Perjalanan ini terjadi saat Rasulullah berada di titik paling berat dalam hidupnya: kehilangan orang tercinta, dihina, ditolak, dan disakiti oleh manusia. Namun justru di saat bumi menutup pintu, Allah membuka pintu langit.
Pelajaran pertama:
Ketika manusia meninggalkanmu, Allah mendekatimu. Ketika dunia membuatmu merasa kecil, Allah mengangkatmu setinggi langit.
Dalam Isra, Nabi Muhammad SAW dipindahkan dari Masjidil Haram ke Masjidil Aqsa isyarat bahwa perpindahan dari luka menuju harapan selalu dimulai dengan ketaatan.
Dalam Miraj, beliau dinaikkan ke langit tertinggi—isyarat bahwa doa orang yang bersabar tak pernah berhenti di bumi.
Pelajaran kedua:
Shalat adalah hadiah dari langit, bukan beban dari bumi. Di saat Rasulullah paling terluka, Allah tidak memberi harta, tidak memberi kekuasaan, tetapi memberi shalat. Karena shalat adalah tempat bersandar jiwa yang lelah.

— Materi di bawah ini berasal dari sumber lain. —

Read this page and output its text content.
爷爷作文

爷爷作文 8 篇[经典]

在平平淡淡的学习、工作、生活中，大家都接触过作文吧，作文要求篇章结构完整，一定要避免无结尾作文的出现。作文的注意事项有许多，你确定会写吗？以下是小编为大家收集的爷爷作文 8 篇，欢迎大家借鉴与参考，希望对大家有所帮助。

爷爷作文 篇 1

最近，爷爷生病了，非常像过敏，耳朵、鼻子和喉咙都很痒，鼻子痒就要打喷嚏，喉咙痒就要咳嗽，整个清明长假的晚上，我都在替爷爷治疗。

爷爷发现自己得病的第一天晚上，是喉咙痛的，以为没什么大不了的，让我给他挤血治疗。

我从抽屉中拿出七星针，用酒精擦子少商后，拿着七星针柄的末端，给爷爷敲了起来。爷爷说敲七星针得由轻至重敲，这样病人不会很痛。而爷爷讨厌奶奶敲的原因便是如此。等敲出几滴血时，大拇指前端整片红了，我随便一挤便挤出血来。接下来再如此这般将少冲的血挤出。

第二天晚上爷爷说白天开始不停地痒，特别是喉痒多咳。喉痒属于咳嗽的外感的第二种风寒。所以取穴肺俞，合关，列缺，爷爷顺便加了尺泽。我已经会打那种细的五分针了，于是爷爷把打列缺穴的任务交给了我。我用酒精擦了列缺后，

Allah seakan berkata kepada kita:
“Jika hidupmu terasa berat, naiklah kepada-Ku.”
Pelajaran ketiga:
Tidak semua penderitaan harus dipahami, sebagian cukup dijalani dengan iman. Akal manusia boleh bertanya, tetapi hati orang beriman akan percaya.
Isra dan Miraj mengajarkan:
• Jangan putus asa hanya karena hari ini gelap
• Jangan merasa hina karena sedang diuji
• Jangan berhenti berdoa karena belum melihat hasil
Karena bisa jadi, langit sedang menyiapkan jawaban, dan Allah sedang memanggilmu untuk naik melalui sabar, shalat, dan keikhlasan.
Jika Rasulullah SAW diuji sebelum dimuliakan, maka ujianmu bukan tanda ditinggalkan—melainkan tanda sedang disiapkan.
Allahumma sholli ‘ala Sayyidina Muhammad wa ala alihi wa shohbihi wa sallim.
Selamat memperingati Isra Miraj Nabi Muhammad SAW 27 Rajab 1447 H / 16 Januari 2026.
Semoga setiap langkah hidup kita, sekecil apa pun, selalu bernilai Isra menuju ketaatan dan Miraj menuju kedekatan dengan Allah SWT, Aamiiin.